Does browsing old online forums make you feel bad about the Web today?


When looking for Autohotkey scripts or solutions to ancient Windows problems, I find myself on old forums with people that may or may not be alive now. What I find interesting is the enthusiasm that they showed to answer questions and contribute to forums often for free. I myself was on a couple of these forums long ago, and I remember the excitement of hitting refresh every now and then and getting a reply to what I had posted. There was no such notifications on your phone, most people did not have fancy profiles and images, and a profile on site X was not connected to the same person's profile on site Y. There was no login with Google/FB/Apple/etc., and the forums did not have neither minimalist designs nor modern web JS bs.

Some of those forums still exist today, and I often wonder "who's still on them?!" In the age of fast information, sadly, the social construct of forums is no more, at least for average people who only know the Web through FB pages, tiktok videos, Discord, etc.

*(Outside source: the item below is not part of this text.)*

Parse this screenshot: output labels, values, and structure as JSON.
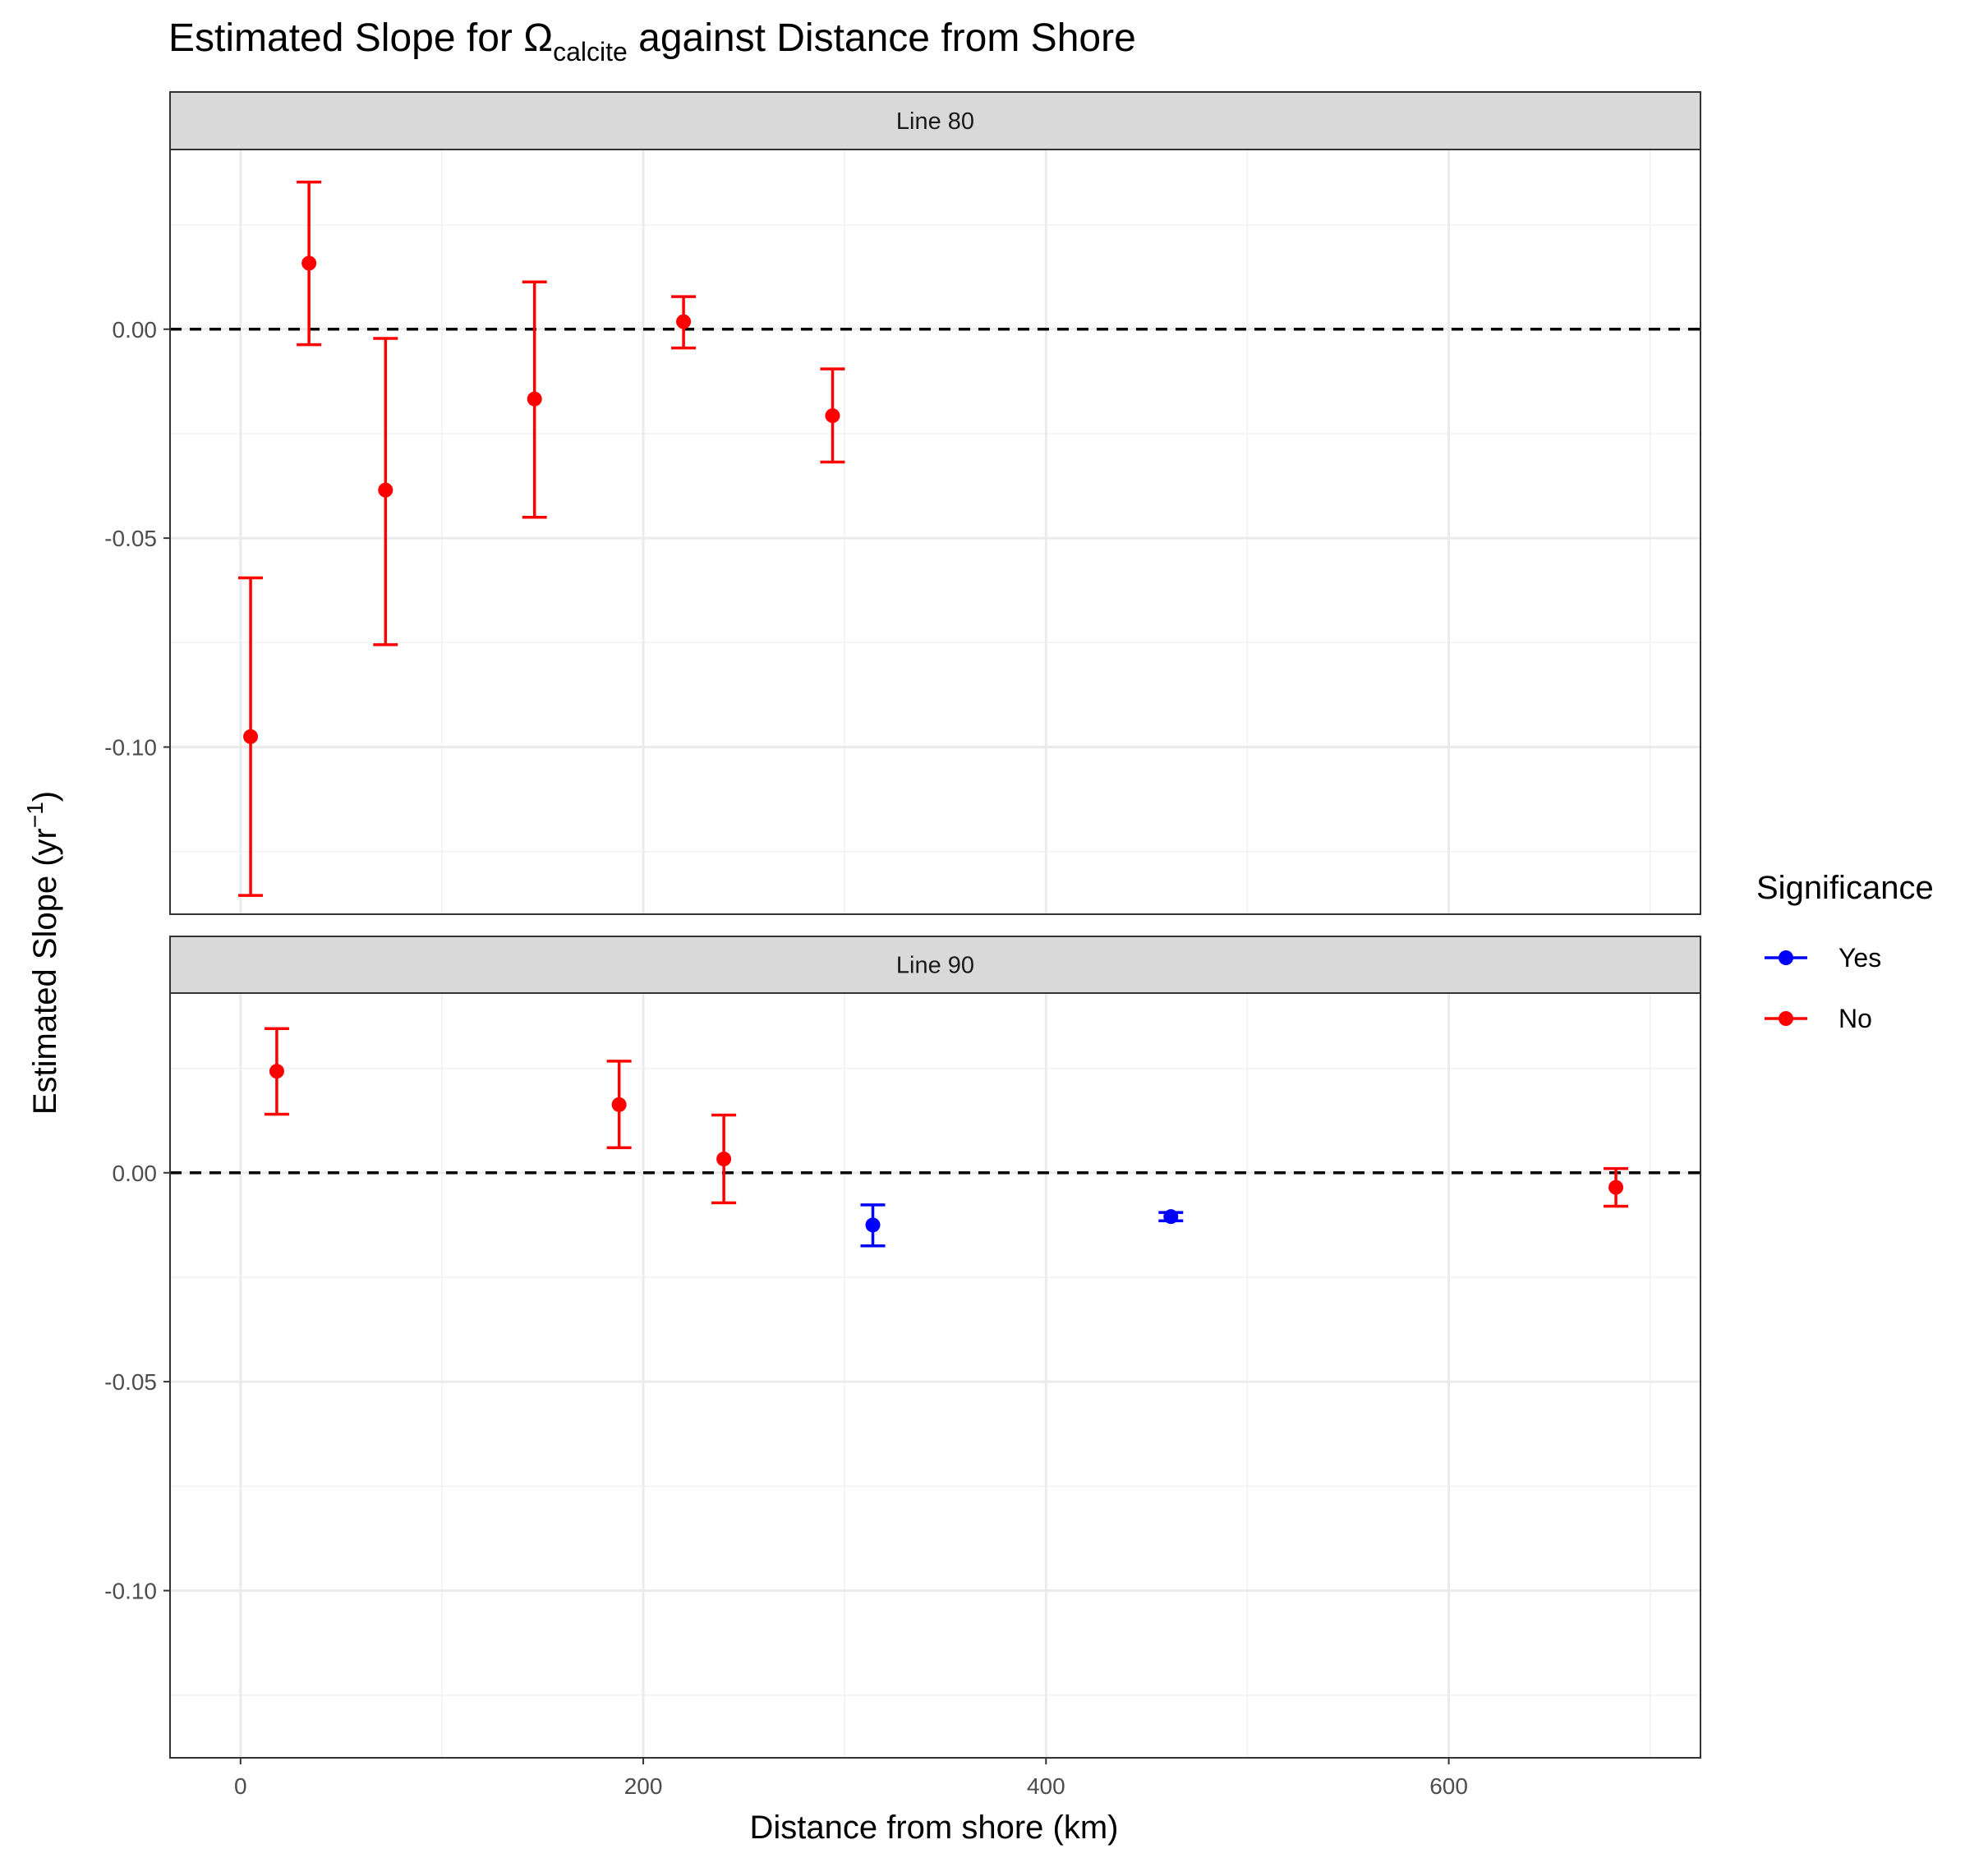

It makes me both nostalgic and sad to compare the current state of the Web with the gem we had not too long ago. Maybe I'm not alone. In that case, what are your thoughts on this?

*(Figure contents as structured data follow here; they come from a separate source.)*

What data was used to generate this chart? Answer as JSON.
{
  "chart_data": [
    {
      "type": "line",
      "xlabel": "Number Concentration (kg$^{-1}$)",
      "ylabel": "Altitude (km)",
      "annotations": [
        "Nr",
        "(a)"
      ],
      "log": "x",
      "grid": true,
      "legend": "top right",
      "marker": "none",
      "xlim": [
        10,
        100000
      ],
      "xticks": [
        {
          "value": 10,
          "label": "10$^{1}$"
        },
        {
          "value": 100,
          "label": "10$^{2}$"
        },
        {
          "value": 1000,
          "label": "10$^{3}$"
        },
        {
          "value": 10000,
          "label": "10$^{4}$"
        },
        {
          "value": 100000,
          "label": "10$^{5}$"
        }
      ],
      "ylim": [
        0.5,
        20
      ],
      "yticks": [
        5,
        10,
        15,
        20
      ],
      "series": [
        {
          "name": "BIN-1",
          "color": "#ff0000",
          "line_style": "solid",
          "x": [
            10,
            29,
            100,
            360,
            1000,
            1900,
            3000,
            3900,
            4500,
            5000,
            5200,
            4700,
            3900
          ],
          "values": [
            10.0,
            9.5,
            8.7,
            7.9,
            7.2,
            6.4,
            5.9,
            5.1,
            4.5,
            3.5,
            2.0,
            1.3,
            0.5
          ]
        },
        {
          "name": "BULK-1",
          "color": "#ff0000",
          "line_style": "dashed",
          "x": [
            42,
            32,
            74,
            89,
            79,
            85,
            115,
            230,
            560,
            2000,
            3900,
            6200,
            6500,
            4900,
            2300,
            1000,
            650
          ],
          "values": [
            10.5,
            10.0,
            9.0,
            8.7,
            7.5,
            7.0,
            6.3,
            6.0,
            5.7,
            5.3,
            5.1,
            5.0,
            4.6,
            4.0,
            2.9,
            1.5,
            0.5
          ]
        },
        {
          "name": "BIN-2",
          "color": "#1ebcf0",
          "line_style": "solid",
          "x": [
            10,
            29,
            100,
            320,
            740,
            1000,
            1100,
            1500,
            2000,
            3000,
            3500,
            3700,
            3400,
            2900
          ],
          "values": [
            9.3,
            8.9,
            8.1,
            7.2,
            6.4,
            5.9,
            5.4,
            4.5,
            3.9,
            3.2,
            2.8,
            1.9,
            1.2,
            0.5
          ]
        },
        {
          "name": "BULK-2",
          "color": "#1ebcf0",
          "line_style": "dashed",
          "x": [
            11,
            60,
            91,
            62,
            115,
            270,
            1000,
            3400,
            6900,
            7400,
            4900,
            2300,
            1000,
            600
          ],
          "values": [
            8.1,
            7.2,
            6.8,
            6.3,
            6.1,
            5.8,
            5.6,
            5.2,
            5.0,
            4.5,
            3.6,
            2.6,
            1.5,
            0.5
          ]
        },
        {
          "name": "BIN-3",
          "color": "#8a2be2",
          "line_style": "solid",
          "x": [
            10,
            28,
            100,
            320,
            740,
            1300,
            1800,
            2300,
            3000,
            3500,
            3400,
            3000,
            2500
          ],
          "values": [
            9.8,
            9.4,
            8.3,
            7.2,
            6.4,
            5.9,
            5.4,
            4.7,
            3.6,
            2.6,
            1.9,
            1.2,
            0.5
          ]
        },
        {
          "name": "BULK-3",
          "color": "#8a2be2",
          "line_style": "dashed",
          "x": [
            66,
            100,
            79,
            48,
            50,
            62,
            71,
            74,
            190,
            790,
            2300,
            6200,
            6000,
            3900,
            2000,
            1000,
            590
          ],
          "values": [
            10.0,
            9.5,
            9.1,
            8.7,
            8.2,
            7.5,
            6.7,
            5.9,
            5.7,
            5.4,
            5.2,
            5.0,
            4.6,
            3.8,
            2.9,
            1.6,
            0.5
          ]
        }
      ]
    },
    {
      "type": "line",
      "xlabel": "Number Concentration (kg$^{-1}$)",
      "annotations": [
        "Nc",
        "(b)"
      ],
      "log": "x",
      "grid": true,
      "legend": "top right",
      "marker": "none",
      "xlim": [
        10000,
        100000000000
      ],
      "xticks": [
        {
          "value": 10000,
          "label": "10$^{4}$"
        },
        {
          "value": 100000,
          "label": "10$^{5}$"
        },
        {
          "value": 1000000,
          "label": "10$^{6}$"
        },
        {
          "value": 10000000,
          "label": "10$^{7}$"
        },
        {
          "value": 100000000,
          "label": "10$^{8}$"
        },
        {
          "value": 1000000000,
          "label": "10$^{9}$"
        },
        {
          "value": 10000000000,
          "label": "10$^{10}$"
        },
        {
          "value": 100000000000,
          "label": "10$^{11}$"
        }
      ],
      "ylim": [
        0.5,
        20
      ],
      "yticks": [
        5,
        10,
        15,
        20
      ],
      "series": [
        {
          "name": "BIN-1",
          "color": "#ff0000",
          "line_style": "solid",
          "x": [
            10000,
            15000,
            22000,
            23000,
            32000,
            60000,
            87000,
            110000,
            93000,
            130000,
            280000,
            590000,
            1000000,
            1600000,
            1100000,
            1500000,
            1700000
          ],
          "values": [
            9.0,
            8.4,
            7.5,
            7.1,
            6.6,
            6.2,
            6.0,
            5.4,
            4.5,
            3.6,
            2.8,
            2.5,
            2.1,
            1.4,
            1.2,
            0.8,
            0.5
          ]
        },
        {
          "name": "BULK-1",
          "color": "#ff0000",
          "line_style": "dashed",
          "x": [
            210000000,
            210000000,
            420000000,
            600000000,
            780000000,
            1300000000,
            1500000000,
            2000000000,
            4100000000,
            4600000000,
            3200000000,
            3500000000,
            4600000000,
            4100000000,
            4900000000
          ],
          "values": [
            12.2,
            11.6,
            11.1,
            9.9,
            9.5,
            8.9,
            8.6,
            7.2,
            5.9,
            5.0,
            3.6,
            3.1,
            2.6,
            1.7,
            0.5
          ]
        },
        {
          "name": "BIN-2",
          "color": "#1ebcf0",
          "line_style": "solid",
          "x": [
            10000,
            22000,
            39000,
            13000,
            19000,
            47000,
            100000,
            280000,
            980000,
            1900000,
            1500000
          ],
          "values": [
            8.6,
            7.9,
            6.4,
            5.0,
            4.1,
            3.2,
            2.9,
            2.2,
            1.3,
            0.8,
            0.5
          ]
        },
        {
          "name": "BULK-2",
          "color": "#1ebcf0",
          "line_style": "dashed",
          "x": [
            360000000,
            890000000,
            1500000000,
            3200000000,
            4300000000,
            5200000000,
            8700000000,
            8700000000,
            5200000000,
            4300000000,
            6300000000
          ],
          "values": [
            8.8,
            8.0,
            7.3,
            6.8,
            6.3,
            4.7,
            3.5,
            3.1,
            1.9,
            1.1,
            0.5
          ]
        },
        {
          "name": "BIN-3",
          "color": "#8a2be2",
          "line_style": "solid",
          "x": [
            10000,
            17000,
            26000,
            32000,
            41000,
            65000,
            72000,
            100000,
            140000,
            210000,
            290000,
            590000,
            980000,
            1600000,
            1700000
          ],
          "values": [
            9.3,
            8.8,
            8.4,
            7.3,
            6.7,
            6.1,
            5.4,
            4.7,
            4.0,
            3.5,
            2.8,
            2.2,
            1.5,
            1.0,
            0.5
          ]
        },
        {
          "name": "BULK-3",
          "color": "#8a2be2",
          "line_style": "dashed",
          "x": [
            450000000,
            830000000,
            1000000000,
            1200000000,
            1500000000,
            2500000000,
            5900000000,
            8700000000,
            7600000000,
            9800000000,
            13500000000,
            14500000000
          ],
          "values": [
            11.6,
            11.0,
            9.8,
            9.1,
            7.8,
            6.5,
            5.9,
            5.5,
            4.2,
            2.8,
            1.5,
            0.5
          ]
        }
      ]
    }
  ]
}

  👤 rootsudo Accepted Answer ✓
Yes, especially having to go onto Discord to get old fixes, files, dll files or packs.

I was lucky this past week to jump onto a few active discords and met the actual author of forum posts and who releases stuff on Github and they sent me the old links of the chat saying it was posted before and that it fixed stuff not in the github for this unique case.

Back in the day it would've been a sticky on a forum, you read the comments adn then contribute that it. But in this example should've also been pushed in the github repo too, but the thing is with discord as the main medium now, you have to actively participate vs passively reading and getting up to speed.

Different plasticity needed.


👤 emrah
> It makes me both nostalgic and sad to compare the current state of the Web with the gem we had not too long ago. Maybe I'm not alone. In that case, what are your thoughts on this?

Be the change you want to see in the world, so be enthusiastic, kind and helping online.

That said, the current state of the internet is not different than anything else that experiences very large number of patrons. It's statistics. In the early days, those who were able to participate were a biased group of people. As more and more people and companies joined, the bias evened out to represent the bigger population which unfortunately has a different distribution.